Ecco in pratica mi sono accorto dopo un po’ che con Google Play stavo iniziando ad usare il Modulo D.

Ma non è questo il punto. Gli è gli altri cominciavano a sembrarmi vecchi. Scaricare la musica mi sembra vecchio, come prima mi sembrava vecchio andare a comprare un CD. Mi sembra una dilazione inaccettabile tra l’acquisto e l’ascolto. Facciamo il caso di un acquisto come le nove sinfonie di Beethoven in una botta sola (a questo prezzo, perché no…). Non è che mi va di scaricare tutti i files. Preferisco ascoltare da subito. Scaricherò quando dovrò portare i brani su un dispositivo non connesso ad Internet (circostanza che che col passare del tempo si fa sempre più elusiva)
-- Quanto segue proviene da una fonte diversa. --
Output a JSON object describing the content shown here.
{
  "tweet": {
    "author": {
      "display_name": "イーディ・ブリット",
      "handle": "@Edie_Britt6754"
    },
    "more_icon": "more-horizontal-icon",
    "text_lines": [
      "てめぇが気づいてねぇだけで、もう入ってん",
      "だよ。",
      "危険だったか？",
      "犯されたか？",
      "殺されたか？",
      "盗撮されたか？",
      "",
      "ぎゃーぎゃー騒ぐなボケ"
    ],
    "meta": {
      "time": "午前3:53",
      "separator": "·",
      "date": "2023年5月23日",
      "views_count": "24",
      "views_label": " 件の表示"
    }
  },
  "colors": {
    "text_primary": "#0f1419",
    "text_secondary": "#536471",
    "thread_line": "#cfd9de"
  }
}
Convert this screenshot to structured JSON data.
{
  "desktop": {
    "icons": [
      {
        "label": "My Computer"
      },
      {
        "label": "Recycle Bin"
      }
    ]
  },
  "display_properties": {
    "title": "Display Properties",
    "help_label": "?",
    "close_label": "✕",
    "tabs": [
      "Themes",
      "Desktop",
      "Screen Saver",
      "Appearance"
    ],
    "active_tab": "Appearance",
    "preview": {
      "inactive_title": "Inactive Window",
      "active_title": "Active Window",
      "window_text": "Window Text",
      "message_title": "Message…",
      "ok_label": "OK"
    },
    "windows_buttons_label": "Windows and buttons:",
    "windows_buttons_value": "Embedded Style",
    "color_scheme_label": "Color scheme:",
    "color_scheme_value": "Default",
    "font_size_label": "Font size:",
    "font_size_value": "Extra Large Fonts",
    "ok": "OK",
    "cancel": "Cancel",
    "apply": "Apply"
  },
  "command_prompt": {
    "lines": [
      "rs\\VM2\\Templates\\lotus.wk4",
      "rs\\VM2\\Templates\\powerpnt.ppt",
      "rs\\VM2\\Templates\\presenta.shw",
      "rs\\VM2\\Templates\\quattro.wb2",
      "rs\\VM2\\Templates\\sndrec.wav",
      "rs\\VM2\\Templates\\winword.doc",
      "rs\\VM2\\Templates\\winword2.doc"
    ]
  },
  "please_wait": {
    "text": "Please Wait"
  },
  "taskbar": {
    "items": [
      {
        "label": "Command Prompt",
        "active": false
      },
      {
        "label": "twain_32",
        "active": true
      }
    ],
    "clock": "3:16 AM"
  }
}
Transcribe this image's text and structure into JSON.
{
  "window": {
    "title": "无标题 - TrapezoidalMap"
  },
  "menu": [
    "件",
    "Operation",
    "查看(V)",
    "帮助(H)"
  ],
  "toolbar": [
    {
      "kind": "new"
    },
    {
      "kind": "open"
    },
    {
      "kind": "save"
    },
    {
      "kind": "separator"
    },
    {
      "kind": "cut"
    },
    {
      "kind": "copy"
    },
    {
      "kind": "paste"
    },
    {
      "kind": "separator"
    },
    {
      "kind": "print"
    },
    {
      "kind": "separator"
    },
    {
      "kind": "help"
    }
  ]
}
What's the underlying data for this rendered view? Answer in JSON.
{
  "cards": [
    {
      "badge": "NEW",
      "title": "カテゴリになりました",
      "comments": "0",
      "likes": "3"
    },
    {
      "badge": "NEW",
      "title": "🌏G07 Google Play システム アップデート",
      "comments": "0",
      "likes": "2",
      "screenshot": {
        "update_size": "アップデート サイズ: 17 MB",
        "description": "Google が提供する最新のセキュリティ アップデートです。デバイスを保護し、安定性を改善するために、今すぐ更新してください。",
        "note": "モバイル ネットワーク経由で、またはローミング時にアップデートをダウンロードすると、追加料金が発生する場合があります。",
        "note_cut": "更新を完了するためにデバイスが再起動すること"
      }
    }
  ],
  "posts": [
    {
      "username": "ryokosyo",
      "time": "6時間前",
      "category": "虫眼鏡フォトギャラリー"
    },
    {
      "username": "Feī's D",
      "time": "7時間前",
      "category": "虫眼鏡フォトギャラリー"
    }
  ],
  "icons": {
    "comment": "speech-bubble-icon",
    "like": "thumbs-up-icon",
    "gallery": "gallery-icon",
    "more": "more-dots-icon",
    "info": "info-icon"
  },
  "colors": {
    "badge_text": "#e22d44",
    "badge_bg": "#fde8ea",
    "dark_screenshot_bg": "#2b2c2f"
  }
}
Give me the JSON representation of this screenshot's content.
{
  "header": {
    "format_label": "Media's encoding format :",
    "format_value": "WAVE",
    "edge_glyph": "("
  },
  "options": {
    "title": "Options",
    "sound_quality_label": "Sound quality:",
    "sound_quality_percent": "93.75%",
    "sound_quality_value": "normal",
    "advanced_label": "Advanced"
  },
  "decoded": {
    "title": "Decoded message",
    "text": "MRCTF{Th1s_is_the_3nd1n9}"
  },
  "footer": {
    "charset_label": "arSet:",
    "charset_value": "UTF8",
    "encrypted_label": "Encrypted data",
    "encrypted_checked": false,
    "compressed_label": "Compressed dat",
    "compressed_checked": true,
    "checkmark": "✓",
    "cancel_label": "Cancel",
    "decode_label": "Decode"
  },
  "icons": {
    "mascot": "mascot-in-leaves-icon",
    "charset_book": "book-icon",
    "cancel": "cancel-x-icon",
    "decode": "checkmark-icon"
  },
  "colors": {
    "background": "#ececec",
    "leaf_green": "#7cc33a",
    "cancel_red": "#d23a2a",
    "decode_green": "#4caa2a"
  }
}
Ora quello che compro è immateriale due volte. Non solo non è su un supporto fisico (primo livello di astrazione) essendo costituito da files. Ma i files non sono nemmeno sul mio computer (secondo livello di astrazione). In pratica, quello che sta succedendo con sistemi simili a Play Music, è che compro il diritto di riprodurre della musica. Che fisicamente dovrebbe risiedere in uno dei più di novecentomila server di Google. E che potrebbe rimanere sempre lì, per l’uso che ne dovrò fare.